Environmetalists sue over Russian President’s Decree

United Press International, 22 August 2000


A Russian environmental-law group has filed a lawsuit asking Russia’s Supreme Court to invalidate a decree signed by President Vladimir Putin in May abolishing the government’s State Committee on Environmental Protection and the Russian Forest Service, an international legal organization said Tuesday.

The decree transfers the agencies’ functions to the Ministry of Natural Resources.

The suit was brought by the group Ecojuris Institute on behalf of several Russian environmental protection organizations and charges that Putin’s May 17 decree violates several articles of the Constitution, including the public’s right to a healthy environment, and violates federal law.

The environmental groups have protested the closing of the state committee and the transfer of its powers. The Ministry of Natural Resources is primarily responsible for issuing licenses and permits for large-scale oil and gas development and commercial exploitation of Russia’s natural resources, including mining, logging and use of water reserves.

The ministry has set up an “environmental impact” office to conduct assessments of environmental impact — meaning that the same body will both issue licenses for activities potentially damaging to the environment and assess whether damage has been done.

The ministry’s powers have also been expanded, giving it the power to approve permits to import and dispose of radioactive waste, a lucrative business for Russia.

Russian environmentalists point out that the state committee last year denied approval of documents presented by U.S.-based oil giant Exxon because the company planned to dump waste from oil-drilling activities in the sea.

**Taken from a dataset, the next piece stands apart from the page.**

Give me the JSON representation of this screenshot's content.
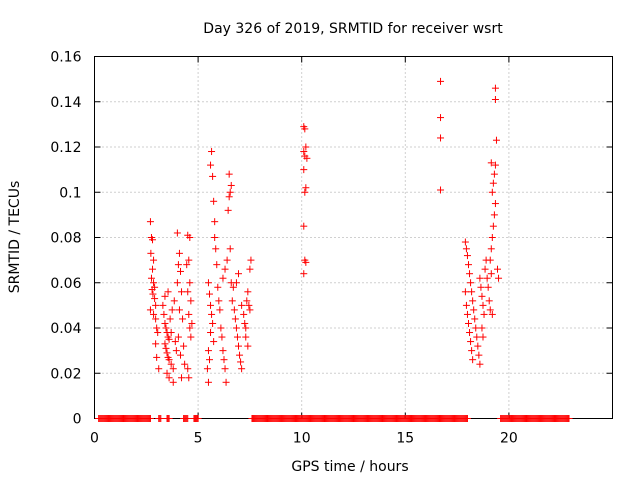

After Exxon complained to the Russian government that the committee was creating an “unjustifiable delay” to the development plans, the government approved a waiver of the environmental law.

Ecojuris urged the Russian Supreme Court to overturn the waiver, and the court granted the request.

According to Erika Rosenthal of the Earthjustice Legal Defense Fund, the international group that announced its Russian counterpart’s lawsuit, the challenge to the waiver granted to Exxon “marked the first time that Russian citizens demanded successfully that their government apply environmental laws to transnational corporations.”

“Exxon believed they were above the law, but the Supreme Court showed that democratic institutions have taken root in Russia,” Rosenthal said in a statement. “The current suit gives the court the opportunity to demonstrate that President Putin, too, must abide by the rule of law, and to uphold citizens’ constitutional rights to a healthy environment, and to participate in environmental decision-making.”